Enron Power Marketing Inc.
is expected to demand in the next few days that the utility company pay about $287 million to cover the value of contracts lingering from the Western power crisis.
Sierra Pacific Resources bitterly opposes the Enron claim.
Enron terminated its contract with Sierra Pacific in early 2002, saying that the Nevada utility no longer had a sufficiently strong credit rating.
Sierra Pacific, however, contends that its weakened financial condition was the direct result of manipulation of the Western energy markets by Enron and other providers in the winter of 2000- 2001.
"We do not believe those who were largely responsible for the 2000-2001 western energy crisis should benefit in any way from the dysfunctional marketplace they helped create," said Walt Higgins, the company's chairman and chief executive officer.
A bankruptcy court in New York didn't see things that way.
Right before Labor Day, the court said Enron could come after Sierra Pacific Resources for the $287 million.

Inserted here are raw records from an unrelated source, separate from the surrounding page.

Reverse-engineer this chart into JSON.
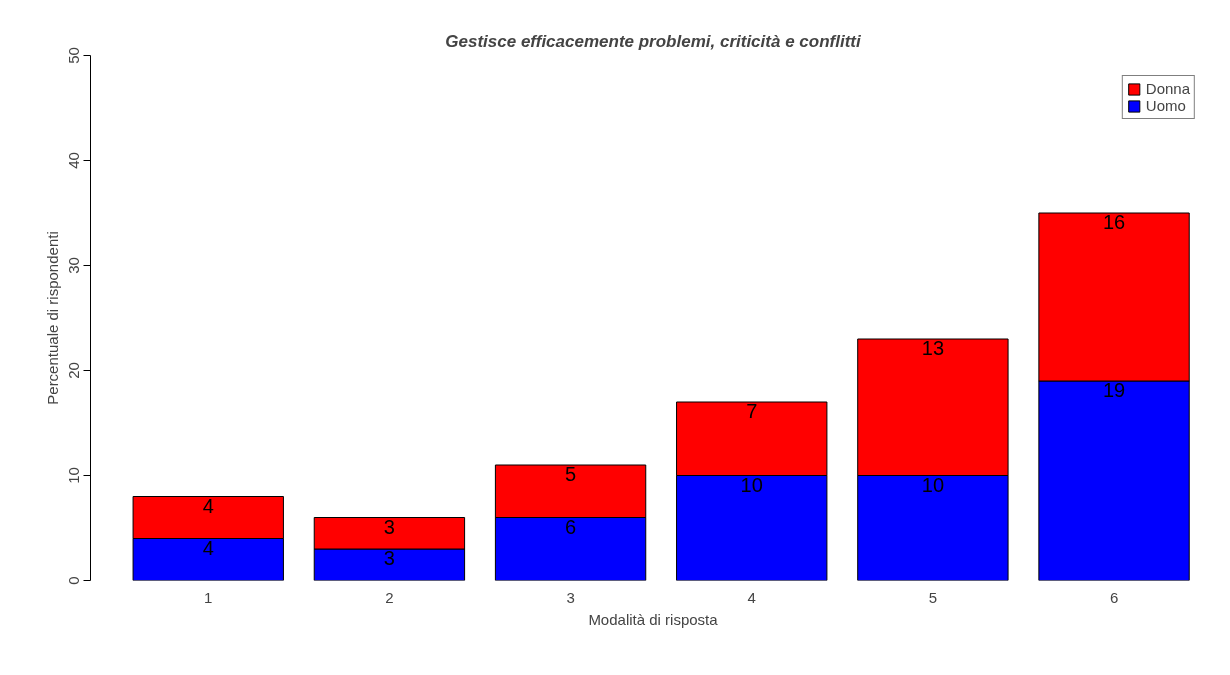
{
  "chart_data": {
    "type": "bar",
    "title": "Gestisce efficacemente problemi, criticità e conflitti",
    "xlabel": "Modalità di risposta",
    "ylabel": "Percentuale di rispondenti",
    "categories": [
      "1",
      "2",
      "3",
      "4",
      "5",
      "6"
    ],
    "stacked": true,
    "series": [
      {
        "name": "Uomo",
        "color": "#0000ff",
        "values": [
          4,
          3,
          6,
          10,
          10,
          19
        ]
      },
      {
        "name": "Donna",
        "color": "#ff0000",
        "values": [
          4,
          3,
          5,
          7,
          13,
          16
        ]
      }
    ],
    "ylim": [
      0,
      50
    ],
    "yticks": [
      0,
      10,
      20,
      30,
      40,
      50
    ],
    "data_labels": true,
    "legend": "top right",
    "grid": false
  }
}
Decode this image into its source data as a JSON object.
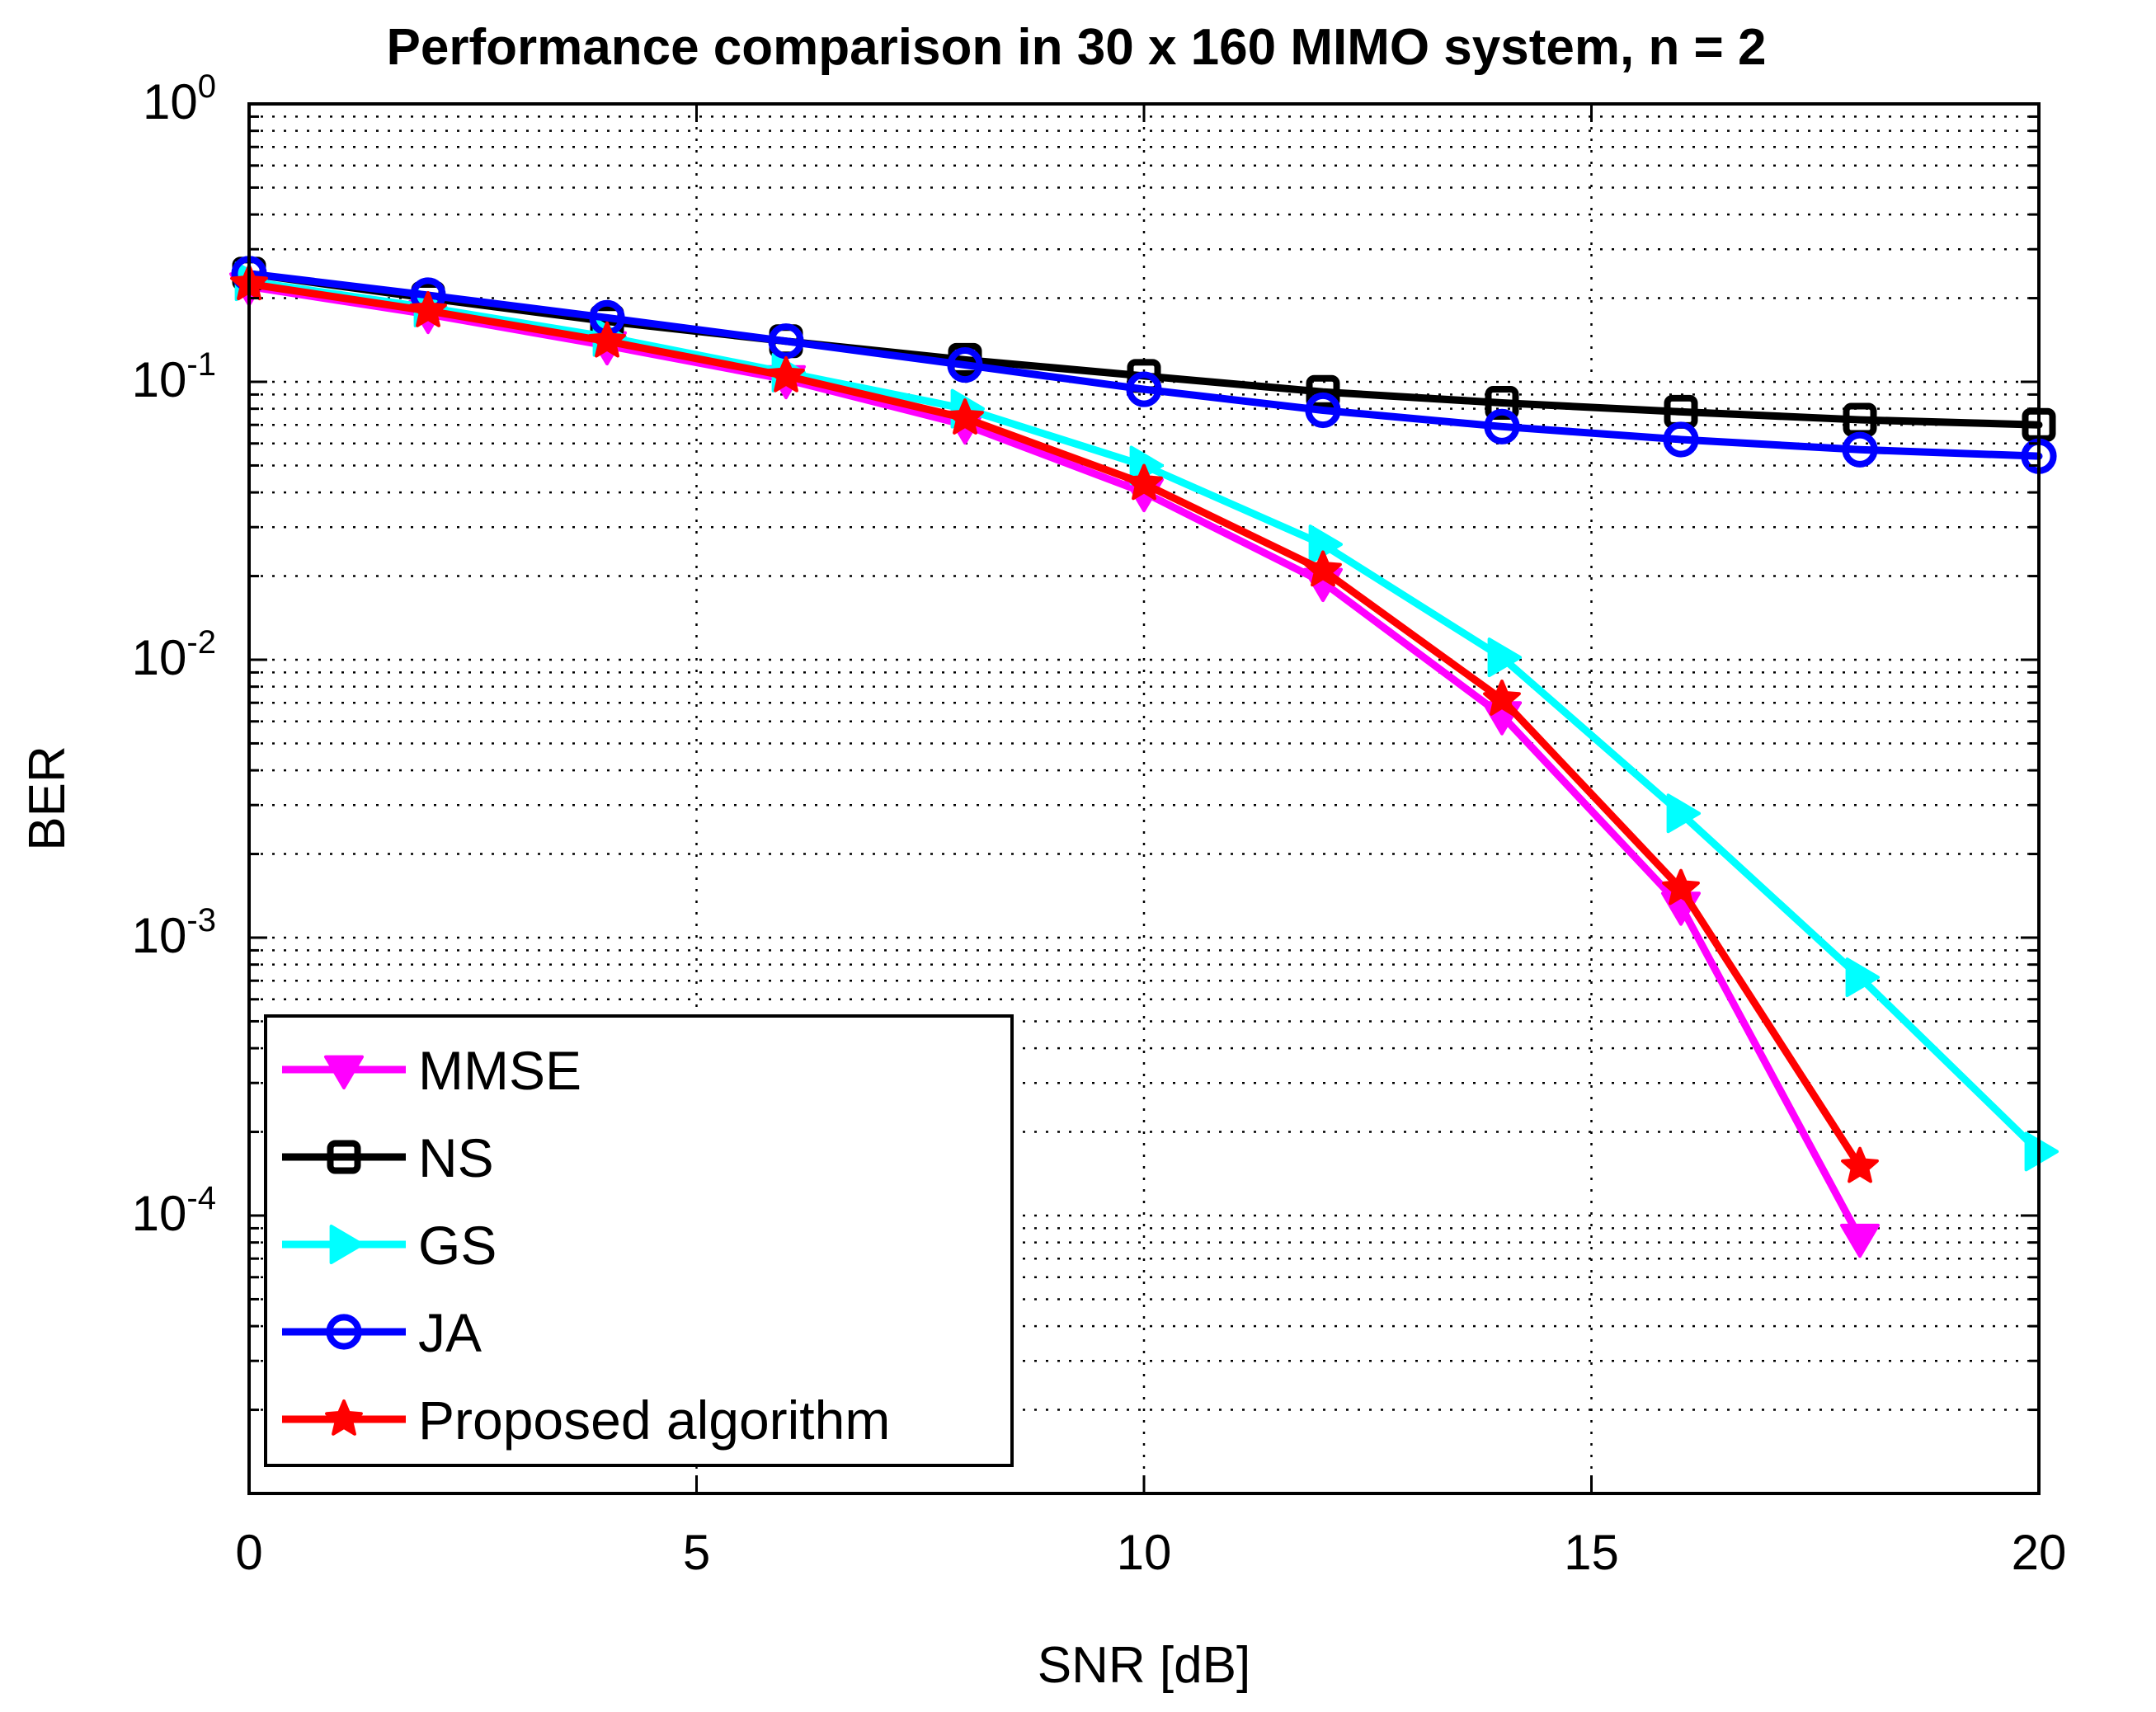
{
  "chart_data": {
    "type": "line",
    "title": "Performance comparison in 30 x 160 MIMO system, n = 2",
    "xlabel": "SNR [dB]",
    "ylabel": "BER",
    "xlim": [
      0,
      20
    ],
    "ylim": [
      1e-05,
      1
    ],
    "yscale": "log",
    "x_ticks": [
      "0",
      "5",
      "10",
      "15",
      "20"
    ],
    "y_ticks": [
      {
        "base": "10",
        "exp": "0"
      },
      {
        "base": "10",
        "exp": "-1"
      },
      {
        "base": "10",
        "exp": "-2"
      },
      {
        "base": "10",
        "exp": "-3"
      },
      {
        "base": "10",
        "exp": "-4"
      }
    ],
    "grid": true,
    "legend_position": "bottom-left",
    "series": [
      {
        "name": "MMSE",
        "color": "#ff00ff",
        "marker": "triangle-down",
        "x": [
          0,
          2,
          4,
          6,
          8,
          10,
          12,
          14,
          16,
          18
        ],
        "y": [
          0.22,
          0.175,
          0.135,
          0.102,
          0.07,
          0.04,
          0.019,
          0.0063,
          0.0013,
          8.3e-05
        ]
      },
      {
        "name": "NS",
        "color": "#000000",
        "marker": "square",
        "x": [
          0,
          2,
          4,
          6,
          8,
          10,
          12,
          14,
          16,
          18,
          20
        ],
        "y": [
          0.245,
          0.2,
          0.165,
          0.14,
          0.12,
          0.105,
          0.092,
          0.084,
          0.078,
          0.073,
          0.07
        ]
      },
      {
        "name": "GS",
        "color": "#00ffff",
        "marker": "triangle-right",
        "x": [
          0,
          2,
          4,
          6,
          8,
          10,
          12,
          14,
          16,
          18,
          20
        ],
        "y": [
          0.23,
          0.185,
          0.145,
          0.108,
          0.08,
          0.05,
          0.026,
          0.0102,
          0.0028,
          0.00072,
          0.00017
        ]
      },
      {
        "name": "JA",
        "color": "#0000ff",
        "marker": "circle",
        "x": [
          0,
          2,
          4,
          6,
          8,
          10,
          12,
          14,
          16,
          18,
          20
        ],
        "y": [
          0.245,
          0.205,
          0.17,
          0.14,
          0.115,
          0.094,
          0.079,
          0.069,
          0.062,
          0.057,
          0.054
        ]
      },
      {
        "name": "Proposed algorithm",
        "color": "#ff0000",
        "marker": "star",
        "x": [
          0,
          2,
          4,
          6,
          8,
          10,
          12,
          14,
          16,
          18
        ],
        "y": [
          0.225,
          0.18,
          0.14,
          0.105,
          0.074,
          0.043,
          0.021,
          0.0072,
          0.0015,
          0.00015
        ]
      }
    ]
  }
}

The utility has 10 days to respond, and Higgins has vowed to keep fighting in court.
In a filing with the Securities and Exchange Commission last week, Sierra Pacific Resources warned of dire consequences for itself and its two subsidiaries, Sierra Pacific Power in Reno and Nevada Power in Las Vegas.
A requirement that the companies pay up or provide more security for Enron's claims "could make it difficult [for the companies] to continue to operate outside of bankruptcy," Sierra Pacific Resources said in the filing.
One course of action available to the company would be an appeal to the Federal Energy Regulatory Commission, but a credit analyst said that's unlikely to be successful.
Swami Venkataraman, an analyst with Standard & Poors who has followed the unfolding of the Sierra Pacific drama, said federal regulators have generally upheld the sanctity of all contracts signed during the Western power crisis.
Venkataraman said the company's potential headaches are all the greater because it would need to ask the permission of the state's Public Utilities Commission to recover the cost of the Enron payments from its customers.
It's possible, he said, that the PUC won't allow Sierra Pacific to do that.
About $87 million of the Enron claims would be due from Sierra Pacific Power in Reno; the other $200 million would come from Nevada Power.
It's possible, Sierra Pacific Resources said in its SEC filing, that the company will raise the money to pay the Enron claim by selling secured bonds.
The company said Nevada Power has room to sell about $777 million in bonds and Sierra Pacific Power has the capacity to sell $364.9 million in bonds.
Those bonds, however, would require the PUC's OK.